With approximately 18,600 employees globally, more than 50 businesses under its umbrella and operating in more than 40 countries, Fletcher Building is Australasia's largest building materials supplier. This year, the company reported a total of 36,114 screens and 350 IT staff.

“Fletcher Building is entering a period of IT transformation across all its businesses,” says Carl Powell, group CIO, in the report that was released at the CIO100 breakfast forum at SkyCity Convention Centre. “Supporting the FBUnite business transformation programme is key, whilst also rationalising and modernising core back office systems and driving high customer value digital initiatives.”

Fonterra Co-operative is number two, and healthAlliance is number three.

More than 130 CIOs and other business technology executives attended the forum, which featured speakers Marcus Darbyshire, vice president, executive partner, Gartner Executive Programs; Martin Catterall, CIO, St John; Claire Govier, CIO, healthAlliance; Geoff Lawrie, country manager, Cisco NZ; Geoff Beynon, country manager, SAS; and Ian Forrester, managing director, Plan B.

The report finds top ICT investments of the CIO100 organisations in the next 18 months are in software as a service and cloud technologies, followed by initiatives in mobility, business intelligence and analytics, wireless connectivity and business continuity.
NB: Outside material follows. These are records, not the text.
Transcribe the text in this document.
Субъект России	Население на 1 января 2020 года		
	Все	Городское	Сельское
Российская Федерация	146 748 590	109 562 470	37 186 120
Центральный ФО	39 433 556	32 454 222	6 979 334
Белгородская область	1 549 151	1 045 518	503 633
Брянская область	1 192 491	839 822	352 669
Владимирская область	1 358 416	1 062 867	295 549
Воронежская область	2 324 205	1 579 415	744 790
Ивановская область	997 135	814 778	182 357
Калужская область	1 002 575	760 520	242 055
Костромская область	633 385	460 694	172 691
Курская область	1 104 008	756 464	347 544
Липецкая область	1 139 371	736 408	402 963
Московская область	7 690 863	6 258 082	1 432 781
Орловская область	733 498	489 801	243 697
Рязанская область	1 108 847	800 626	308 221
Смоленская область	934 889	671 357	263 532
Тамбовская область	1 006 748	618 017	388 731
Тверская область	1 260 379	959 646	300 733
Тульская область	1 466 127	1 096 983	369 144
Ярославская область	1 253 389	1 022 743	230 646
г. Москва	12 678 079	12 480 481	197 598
The top business technology trends this year include CIOs taking the data implosion further and investing in analytics; and organisations facing head on the impact of consumerisation of IT. BYOD, for instance, has become mainstream for the CIO100 organisations; 59 per cent of respondents have policies in place, with 24 others saying it will be allowed in the future.

The report concludes: The evolution of the CIO role continues at a heightened pace to match the growing convergence of technology trends of mobile, social, cloud and big data. This is compounded by the rise of the Internet of Things and continuous uptake of digital platforms.

More CIOs are working on customer-facing systems, backing and leading digital initiatives, and developing new capabilities in their teams as they tackle new technologies and ways to access technology services. A related development is the creation of executive roles with an added focus on digital.

The imperative is for the C-suite to shift to what the CIO Executive Council, calls the ‘D-suite’.

Essentially, this refers to traditional C-suites remodelling or refining themselves to become digital savvy C-suites or D-Suites. To succeed in this transformation, as the CIO Executive Council points out, there has to be a pathfinder or champion, a role CIOs can take on in the months ahead.